Even if you don’t lose weight, exercise in P.C.O.S helps to improve things like- insulin sensitivity, frequency of ovulation, cholesterol, body composition.
Getting treatment for P.C.O.S can help with these concerns and help boost your self-esteem. It is advised that you should consult gynecologist who can help you based on your symptoms and requirements to manage PCOD/P.C.O.S.
- Frequently have small meals 4-6 times a day.
- Drink adequate amount of water (8-10 glasses), stay hydrated.
- Eat less fast food, stick to the home cooked meals.
- Add more vegetables with high anti-oxidants and high fiber to your diet.
How can I cope with the emotional effects of P.C.O.S?
Having P.C.O.S can be difficult.
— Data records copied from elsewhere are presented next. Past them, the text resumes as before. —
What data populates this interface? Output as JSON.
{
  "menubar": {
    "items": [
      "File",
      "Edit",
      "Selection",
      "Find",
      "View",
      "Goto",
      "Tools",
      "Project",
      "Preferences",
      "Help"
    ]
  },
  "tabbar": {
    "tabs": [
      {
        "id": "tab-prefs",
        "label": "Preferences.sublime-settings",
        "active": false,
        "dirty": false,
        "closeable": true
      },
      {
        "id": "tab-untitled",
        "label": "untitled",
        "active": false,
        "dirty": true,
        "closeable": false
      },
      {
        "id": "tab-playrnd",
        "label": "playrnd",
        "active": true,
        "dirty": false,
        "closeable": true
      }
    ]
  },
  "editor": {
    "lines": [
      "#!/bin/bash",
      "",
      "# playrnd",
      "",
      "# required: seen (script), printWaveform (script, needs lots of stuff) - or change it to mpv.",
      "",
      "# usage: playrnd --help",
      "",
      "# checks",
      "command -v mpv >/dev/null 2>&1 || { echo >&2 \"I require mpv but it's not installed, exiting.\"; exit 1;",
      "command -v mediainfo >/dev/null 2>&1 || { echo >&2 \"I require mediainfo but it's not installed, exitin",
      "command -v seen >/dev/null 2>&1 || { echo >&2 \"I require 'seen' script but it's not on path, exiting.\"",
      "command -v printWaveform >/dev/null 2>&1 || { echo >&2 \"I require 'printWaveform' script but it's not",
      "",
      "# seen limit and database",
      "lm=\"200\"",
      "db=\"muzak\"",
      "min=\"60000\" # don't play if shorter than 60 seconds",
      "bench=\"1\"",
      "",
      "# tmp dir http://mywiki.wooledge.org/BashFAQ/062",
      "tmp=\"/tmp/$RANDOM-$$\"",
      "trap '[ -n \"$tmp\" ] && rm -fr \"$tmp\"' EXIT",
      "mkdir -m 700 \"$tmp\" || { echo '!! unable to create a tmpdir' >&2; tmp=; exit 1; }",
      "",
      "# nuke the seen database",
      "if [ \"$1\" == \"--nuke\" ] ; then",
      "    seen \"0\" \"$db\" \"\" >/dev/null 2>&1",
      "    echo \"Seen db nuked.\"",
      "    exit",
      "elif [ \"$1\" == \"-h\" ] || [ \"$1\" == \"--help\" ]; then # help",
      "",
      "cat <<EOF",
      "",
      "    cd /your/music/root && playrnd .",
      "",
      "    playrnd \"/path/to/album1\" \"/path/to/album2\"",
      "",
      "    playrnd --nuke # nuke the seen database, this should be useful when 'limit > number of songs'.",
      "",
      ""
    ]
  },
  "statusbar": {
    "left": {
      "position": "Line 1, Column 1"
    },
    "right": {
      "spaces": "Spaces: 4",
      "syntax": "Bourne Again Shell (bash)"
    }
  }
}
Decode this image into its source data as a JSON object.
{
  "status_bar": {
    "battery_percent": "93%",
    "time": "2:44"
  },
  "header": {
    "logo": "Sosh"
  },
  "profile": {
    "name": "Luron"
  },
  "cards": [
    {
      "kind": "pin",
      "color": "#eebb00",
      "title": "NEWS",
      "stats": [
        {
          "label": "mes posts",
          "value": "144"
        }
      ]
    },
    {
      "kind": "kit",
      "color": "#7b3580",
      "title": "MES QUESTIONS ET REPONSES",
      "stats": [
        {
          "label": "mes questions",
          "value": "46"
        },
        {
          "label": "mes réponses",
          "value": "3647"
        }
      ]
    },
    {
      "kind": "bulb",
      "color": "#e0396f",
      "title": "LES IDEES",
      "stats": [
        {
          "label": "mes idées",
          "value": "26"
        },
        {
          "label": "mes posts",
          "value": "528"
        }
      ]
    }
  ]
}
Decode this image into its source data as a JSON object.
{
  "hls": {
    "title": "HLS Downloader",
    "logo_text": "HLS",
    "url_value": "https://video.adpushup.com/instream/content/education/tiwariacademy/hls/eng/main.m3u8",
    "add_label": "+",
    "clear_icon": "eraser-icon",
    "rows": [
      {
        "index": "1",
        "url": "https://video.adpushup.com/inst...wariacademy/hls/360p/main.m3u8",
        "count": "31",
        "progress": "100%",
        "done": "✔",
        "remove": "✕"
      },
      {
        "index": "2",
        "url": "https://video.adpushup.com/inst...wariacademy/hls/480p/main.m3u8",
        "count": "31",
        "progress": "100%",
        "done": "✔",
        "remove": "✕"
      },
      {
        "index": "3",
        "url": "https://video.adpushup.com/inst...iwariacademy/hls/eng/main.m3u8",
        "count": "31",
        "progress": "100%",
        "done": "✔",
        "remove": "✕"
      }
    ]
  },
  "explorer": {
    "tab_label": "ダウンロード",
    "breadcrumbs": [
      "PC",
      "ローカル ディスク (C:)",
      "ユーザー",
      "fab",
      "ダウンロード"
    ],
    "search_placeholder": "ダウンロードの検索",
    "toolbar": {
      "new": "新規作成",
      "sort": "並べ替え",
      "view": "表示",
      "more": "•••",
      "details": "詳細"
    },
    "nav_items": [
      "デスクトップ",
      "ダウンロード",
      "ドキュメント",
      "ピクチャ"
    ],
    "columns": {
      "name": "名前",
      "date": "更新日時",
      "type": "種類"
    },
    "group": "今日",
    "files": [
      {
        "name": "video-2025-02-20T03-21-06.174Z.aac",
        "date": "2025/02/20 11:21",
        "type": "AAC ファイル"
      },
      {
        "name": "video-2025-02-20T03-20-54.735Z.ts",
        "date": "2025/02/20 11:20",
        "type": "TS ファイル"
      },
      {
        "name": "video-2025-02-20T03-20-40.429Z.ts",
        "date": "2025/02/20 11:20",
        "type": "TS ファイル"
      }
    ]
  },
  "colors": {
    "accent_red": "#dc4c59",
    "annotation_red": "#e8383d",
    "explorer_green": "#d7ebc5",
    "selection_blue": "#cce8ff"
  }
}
You may feel:
- Embarrassed by your weight gain.
- Worried about not being able to get pregnant.
There are many communities which are helping women struggling with P.C.O.C/P.C.O.D. You can join them on major social networks like Facebook, Twitter. Here are some links to the communities dedicated towards PCOS/PCOD.
P.C.O.S and Menopause
P.C.O.S affects many systems in the body. So, many symptoms may persist even though ovarian function and hormone levels change as a woman nears menopause. For instance, excessive hair growth continues, and male-pattern baldness or thinning hair gets worse after menopause. Also, the risks of complications (health problems) from P.C.O.S, such as heart attack, stroke, and diabetes, increase as a woman gets older.